On Wednesday, an Ontario hospital offered a live-streamed look inside an operating room as doctors transplanted a kidney from a wife to her ailing husband.

St. Joseph’s Healthcare Hamilton broadcast the surgery live on Facebook and its website and live-tweeted the event. Viewers were encouraged to ask questions about the procedure as it happened and were answered in real-time by doctors.

The event was intended to be a teachable moment on the science of organ transplants and the importance of kidneys. Local high school students watched in auditoriums, and several thousand Facebook viewers tuned in live.

And there was little left to the imagination. The camera offered an up-close view of the surgery, including the moment the successfully transplanted kidney swelled to a healthy pink and began producing urine.

“It’s peeing! Excellent,” said Dr. Anil Kapoor as he prodded a tube-shaped organ during the livestream.
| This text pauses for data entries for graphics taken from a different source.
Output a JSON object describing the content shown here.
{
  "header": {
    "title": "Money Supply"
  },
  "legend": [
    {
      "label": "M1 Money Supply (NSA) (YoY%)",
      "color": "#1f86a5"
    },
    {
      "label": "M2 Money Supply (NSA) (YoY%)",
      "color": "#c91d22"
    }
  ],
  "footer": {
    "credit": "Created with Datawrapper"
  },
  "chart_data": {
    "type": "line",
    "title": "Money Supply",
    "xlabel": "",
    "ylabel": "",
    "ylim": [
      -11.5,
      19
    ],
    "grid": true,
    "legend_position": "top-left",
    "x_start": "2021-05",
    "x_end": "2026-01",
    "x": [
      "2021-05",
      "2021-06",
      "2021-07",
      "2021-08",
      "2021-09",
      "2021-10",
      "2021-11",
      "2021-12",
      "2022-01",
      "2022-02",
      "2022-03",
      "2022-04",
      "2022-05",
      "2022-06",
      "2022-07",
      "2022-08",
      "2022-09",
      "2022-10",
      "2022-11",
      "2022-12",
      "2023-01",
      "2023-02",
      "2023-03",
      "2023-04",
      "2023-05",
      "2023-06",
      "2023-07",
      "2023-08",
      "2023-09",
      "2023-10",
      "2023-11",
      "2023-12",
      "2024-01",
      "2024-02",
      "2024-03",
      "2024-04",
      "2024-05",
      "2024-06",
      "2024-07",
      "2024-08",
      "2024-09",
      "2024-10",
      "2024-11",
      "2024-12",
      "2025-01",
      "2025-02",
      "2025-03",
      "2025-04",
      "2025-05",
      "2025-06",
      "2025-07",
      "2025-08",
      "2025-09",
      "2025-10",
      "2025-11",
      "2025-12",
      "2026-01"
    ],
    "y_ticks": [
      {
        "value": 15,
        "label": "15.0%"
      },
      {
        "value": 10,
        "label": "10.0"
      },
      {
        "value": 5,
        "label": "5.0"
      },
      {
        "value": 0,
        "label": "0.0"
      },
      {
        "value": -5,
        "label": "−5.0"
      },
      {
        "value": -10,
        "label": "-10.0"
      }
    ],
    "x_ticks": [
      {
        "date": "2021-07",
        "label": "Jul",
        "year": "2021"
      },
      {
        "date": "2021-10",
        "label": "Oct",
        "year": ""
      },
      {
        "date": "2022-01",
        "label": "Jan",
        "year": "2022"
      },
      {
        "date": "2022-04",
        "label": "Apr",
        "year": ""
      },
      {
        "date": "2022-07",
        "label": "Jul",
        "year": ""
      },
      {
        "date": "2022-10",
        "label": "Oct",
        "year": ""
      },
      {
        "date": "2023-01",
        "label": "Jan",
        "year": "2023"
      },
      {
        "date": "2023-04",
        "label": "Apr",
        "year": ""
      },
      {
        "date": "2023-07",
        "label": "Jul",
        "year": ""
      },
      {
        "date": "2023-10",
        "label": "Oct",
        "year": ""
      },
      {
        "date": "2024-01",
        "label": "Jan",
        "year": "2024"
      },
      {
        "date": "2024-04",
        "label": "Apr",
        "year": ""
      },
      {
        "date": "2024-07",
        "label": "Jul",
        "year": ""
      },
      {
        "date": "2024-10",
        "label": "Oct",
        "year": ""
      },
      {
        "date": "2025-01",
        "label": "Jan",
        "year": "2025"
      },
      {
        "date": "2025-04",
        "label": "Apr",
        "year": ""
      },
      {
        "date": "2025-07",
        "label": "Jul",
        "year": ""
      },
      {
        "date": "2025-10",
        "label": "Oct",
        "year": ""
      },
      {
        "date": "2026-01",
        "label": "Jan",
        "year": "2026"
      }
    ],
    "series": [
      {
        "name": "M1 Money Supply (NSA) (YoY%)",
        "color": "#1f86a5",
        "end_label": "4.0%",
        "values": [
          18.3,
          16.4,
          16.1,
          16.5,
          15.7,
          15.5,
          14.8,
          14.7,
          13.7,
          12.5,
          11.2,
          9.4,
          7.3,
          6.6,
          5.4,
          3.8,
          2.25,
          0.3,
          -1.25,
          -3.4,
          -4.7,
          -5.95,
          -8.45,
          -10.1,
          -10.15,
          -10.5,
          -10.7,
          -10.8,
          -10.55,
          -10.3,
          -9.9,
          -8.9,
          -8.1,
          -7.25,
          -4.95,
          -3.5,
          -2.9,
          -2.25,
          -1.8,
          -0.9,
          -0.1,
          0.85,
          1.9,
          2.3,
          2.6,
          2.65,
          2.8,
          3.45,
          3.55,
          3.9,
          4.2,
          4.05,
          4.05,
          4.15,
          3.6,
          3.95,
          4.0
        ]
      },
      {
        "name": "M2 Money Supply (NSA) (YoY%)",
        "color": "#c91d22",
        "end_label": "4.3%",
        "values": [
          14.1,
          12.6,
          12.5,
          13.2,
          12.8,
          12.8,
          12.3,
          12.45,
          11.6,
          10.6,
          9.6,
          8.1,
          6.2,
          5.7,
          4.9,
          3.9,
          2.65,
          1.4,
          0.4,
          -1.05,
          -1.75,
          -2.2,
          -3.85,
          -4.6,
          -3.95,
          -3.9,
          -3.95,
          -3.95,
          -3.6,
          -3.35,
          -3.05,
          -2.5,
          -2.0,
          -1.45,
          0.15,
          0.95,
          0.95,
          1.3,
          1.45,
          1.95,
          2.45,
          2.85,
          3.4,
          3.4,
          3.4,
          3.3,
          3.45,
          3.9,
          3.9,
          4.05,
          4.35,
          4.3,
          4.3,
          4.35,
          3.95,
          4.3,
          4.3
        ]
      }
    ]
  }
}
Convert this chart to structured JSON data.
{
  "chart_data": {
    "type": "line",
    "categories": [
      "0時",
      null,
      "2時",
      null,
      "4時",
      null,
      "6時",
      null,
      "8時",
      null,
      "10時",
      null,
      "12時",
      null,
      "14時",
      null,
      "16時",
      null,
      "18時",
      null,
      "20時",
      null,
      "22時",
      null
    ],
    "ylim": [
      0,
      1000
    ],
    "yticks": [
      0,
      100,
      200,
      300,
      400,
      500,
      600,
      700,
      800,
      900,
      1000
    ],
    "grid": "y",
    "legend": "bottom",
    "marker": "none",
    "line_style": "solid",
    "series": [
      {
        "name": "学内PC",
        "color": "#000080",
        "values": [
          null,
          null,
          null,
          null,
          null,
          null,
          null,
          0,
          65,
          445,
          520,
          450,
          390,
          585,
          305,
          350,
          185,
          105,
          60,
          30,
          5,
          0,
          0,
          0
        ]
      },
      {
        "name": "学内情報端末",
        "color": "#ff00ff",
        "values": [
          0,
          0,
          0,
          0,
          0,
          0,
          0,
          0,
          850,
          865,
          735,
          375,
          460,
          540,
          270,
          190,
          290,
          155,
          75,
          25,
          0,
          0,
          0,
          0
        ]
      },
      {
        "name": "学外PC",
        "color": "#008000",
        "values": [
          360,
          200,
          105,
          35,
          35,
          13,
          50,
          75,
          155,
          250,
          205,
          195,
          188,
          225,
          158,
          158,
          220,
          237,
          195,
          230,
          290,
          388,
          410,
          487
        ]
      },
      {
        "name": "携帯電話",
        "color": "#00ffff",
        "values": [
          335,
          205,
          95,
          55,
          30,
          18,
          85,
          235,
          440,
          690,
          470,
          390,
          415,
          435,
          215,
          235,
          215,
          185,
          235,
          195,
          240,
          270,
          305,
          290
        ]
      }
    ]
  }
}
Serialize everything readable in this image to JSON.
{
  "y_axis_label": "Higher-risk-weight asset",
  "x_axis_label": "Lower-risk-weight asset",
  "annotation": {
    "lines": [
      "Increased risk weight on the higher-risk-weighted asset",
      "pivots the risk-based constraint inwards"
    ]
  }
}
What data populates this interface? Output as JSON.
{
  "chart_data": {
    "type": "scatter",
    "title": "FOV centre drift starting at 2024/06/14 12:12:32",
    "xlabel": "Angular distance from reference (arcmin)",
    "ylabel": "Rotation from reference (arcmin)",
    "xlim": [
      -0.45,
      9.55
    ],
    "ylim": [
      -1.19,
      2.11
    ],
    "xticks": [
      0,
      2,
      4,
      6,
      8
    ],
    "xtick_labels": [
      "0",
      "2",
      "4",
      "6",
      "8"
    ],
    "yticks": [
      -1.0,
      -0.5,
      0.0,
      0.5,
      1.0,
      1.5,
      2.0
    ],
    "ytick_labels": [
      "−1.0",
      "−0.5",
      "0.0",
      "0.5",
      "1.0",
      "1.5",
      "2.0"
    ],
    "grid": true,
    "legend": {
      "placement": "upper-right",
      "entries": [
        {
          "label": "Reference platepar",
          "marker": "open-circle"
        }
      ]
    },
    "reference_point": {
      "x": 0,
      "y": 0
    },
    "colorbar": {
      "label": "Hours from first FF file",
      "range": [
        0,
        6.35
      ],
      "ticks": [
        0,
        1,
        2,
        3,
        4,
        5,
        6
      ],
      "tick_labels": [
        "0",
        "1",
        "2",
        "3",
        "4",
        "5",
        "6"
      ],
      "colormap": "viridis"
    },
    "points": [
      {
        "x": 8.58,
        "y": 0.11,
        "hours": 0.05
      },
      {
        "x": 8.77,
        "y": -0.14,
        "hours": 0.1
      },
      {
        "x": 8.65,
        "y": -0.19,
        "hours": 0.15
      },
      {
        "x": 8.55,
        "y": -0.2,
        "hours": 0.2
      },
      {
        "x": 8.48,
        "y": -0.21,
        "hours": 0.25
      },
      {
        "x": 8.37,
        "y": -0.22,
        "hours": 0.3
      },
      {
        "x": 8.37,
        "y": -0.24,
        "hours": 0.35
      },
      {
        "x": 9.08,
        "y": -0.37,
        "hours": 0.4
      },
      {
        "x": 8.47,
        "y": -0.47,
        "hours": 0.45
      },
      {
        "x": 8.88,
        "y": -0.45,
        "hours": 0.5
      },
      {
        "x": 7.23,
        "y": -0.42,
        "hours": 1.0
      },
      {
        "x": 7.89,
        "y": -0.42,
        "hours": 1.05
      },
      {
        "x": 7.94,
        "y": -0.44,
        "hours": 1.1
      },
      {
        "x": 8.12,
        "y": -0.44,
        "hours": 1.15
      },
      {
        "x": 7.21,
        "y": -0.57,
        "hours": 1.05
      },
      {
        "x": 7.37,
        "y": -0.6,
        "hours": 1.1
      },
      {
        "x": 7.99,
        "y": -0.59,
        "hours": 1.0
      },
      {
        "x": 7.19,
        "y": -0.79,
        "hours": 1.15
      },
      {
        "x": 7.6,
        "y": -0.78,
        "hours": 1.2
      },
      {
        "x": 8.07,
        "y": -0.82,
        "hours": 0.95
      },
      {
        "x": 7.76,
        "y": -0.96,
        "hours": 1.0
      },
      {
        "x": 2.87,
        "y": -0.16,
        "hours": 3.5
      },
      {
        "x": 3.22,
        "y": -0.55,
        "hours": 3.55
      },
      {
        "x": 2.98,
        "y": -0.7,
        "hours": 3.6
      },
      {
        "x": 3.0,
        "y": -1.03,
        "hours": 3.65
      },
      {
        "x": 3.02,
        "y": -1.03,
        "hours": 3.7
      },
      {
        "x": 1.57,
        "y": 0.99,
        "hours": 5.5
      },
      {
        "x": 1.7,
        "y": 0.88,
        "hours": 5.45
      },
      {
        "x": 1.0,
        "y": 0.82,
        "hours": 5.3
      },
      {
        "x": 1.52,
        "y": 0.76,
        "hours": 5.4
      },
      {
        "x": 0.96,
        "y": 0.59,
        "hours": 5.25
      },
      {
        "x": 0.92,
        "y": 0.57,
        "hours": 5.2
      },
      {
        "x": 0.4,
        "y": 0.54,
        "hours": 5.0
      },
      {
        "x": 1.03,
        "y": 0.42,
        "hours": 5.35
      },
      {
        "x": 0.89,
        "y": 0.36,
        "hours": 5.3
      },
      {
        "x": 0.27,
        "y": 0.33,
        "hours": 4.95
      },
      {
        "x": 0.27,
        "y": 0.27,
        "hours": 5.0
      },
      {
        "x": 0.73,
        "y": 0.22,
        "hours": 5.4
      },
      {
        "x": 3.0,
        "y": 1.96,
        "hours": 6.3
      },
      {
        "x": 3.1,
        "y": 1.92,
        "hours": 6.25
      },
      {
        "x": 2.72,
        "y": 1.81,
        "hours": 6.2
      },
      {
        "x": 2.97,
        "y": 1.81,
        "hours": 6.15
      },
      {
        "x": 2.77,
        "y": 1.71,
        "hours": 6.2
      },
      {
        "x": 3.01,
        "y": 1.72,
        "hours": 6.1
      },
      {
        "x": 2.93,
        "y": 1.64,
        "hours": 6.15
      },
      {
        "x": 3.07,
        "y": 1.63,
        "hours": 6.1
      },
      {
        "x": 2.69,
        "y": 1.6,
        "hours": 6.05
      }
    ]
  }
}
The kidney recipient was 45-year-old Bhargav Turaga from Hamilton, Ont. His kidney function suddenly deteriorated two years ago, and he required a transplant soon or else face daily dialysis.

His wife, Nagamani Turaga, 44, volunteered her healthy kidney for the procedure.

The event was filled with fascinating factual tidbits. The average adult kidney is about the size of a fist. Doctors have a narrow window – about three minutes – to perfuse or clean the kidney once it’s removed, which preserves it. The kidney sits in a cooler filled with slushy ice while it waits to be transplanted to the recipient.

After all was said and done, Kapoor deemed the surgery a success.

“It was a 10 out of 10, there were no hiccups or complications,” he told the Facebook audience. “The kidney looked beautiful.”

Donor Nagamani will now rest for about four weeks as she recovers from the surgery. A healthy kidney can last about 15 to 20 years, and so it’s likely that Bhargav will require another surgery in the future, according to Dr. Darin Treleaven, medical director of the transplant program at St. Joe’s.

Kapoor said he enjoyed the experience and didn’t feel any extra pressure, despite the online audience.

“We teach residents and medical students and fellows all day long, so we always have an audience in the OR … so it’s really no stretch to do what we did today.”